Chinese residents in New Zealand tend to cop a lot of flak for the country's woes; whether it's single-handedly pushing up Auckland's house prices, nabbing all the academic awards at the top schools or being the culprit of every car accident. The ethnically panicked appear to have forgotten that the Chinese were some of the first immigrants to New Zealand in the 1800s.

Southern China in the late 19th century was grim; overpopulation led to famine, forcing many Chinese men to flee in search of fortunes elsewhere. Gold fever had hit Otago in the 1860s, making it an enticing prospect for many of the men, although fortunes were rarely found, which saw many of them turn to market gardening. 

New Zealand-born Mei-Lin Te Puea Hansen owes her existence to the Chinese diaspora, which drove her to write her first play, The Mooncake and the Kumara, which tells the tale of her grandparents, Alice Chee (nee Williams) and Joe Kum Chee.

"The Chinese have such a long history in New Zealand – they were here when the Treaty was signed. It's a fascinating history, and one that hasn't really been explored, so I wanted to share the story of the beautiful yet practical relationship my grandparents had."

Their history, she says, is "sketchy" – both her grandparents have passed away so she had to rely on varying stories from her uncles.

The play touches on the themes of racism and prejudice.

The play touches on the themes of racism and prejudice.
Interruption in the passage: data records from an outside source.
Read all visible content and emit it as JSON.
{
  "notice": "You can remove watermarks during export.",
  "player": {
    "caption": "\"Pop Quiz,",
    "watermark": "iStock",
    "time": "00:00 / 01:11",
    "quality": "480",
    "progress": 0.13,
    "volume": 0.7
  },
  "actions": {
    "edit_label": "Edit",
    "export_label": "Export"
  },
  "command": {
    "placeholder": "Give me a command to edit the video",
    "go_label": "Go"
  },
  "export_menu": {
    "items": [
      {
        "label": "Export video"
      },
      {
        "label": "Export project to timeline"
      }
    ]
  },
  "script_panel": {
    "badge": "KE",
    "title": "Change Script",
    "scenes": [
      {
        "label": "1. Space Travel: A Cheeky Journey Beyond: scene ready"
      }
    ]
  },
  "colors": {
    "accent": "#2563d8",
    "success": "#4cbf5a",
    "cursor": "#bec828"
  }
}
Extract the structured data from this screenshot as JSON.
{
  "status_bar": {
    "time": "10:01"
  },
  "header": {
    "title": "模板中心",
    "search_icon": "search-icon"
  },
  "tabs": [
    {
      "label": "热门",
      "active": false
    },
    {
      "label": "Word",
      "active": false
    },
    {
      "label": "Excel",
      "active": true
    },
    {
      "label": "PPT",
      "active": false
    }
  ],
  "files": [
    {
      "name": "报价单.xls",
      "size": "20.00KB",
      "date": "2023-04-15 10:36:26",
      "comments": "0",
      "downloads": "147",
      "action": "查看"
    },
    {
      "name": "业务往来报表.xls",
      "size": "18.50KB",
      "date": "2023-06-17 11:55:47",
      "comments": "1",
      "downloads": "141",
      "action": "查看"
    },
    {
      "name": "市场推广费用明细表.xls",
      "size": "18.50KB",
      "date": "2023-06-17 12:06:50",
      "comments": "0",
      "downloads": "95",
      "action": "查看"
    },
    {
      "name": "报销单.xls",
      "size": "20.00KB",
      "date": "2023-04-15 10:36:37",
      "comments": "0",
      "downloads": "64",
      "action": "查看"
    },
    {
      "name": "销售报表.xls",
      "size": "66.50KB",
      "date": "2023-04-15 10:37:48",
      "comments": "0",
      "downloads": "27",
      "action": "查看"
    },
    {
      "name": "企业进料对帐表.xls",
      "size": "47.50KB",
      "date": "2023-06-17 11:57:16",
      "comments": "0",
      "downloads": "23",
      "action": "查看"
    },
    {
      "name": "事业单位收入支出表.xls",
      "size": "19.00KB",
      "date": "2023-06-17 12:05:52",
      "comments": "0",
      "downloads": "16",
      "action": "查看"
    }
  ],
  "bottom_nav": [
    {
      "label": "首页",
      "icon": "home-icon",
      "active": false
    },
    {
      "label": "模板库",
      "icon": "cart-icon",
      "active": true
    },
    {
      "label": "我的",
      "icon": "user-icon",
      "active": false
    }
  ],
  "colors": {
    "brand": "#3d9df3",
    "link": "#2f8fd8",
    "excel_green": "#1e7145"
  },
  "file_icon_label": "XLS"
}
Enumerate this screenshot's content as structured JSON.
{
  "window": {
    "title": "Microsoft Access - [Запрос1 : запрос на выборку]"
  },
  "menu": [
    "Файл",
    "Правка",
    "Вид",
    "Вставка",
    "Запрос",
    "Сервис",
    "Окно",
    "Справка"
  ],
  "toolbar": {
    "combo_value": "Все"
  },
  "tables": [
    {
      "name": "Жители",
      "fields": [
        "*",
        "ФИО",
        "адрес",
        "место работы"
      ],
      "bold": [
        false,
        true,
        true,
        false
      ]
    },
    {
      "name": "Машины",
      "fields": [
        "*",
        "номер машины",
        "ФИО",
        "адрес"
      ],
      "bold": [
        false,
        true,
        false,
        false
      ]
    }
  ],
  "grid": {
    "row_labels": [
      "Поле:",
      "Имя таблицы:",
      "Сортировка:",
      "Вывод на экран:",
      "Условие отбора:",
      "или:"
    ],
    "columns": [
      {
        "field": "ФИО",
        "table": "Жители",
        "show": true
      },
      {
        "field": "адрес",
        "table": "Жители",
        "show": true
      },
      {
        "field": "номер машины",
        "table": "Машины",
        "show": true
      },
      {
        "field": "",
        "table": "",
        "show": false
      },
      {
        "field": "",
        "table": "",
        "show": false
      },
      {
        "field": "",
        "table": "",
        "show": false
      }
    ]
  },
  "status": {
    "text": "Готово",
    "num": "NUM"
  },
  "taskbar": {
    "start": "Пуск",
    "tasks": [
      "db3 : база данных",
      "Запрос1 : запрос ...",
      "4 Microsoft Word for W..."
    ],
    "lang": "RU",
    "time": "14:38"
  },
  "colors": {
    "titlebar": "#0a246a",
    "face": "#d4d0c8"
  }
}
"I do know my grandfather came to New Zealand with his father to earn and send money back to his village in China. They settled in Stratford and started a fruit shop and it was there he met my grandmother, who was Maori."

"One of the family stories was that my grandmother's mother had these visions that three of her daughters would marry foreigners, which was convenient given there were a lot of Chinese people down the road working hard and making money!"

What makes Hansen's story interesting is how a romance between a Maori woman and a Chinese man came to be during a period of extreme ignorance and prejudice in New Zealand.

"It was very tricky at that time for Maori and Chinese to be together; society wasn't that OK with inter-racial connections. I'm sure they faced many challenges from the local community."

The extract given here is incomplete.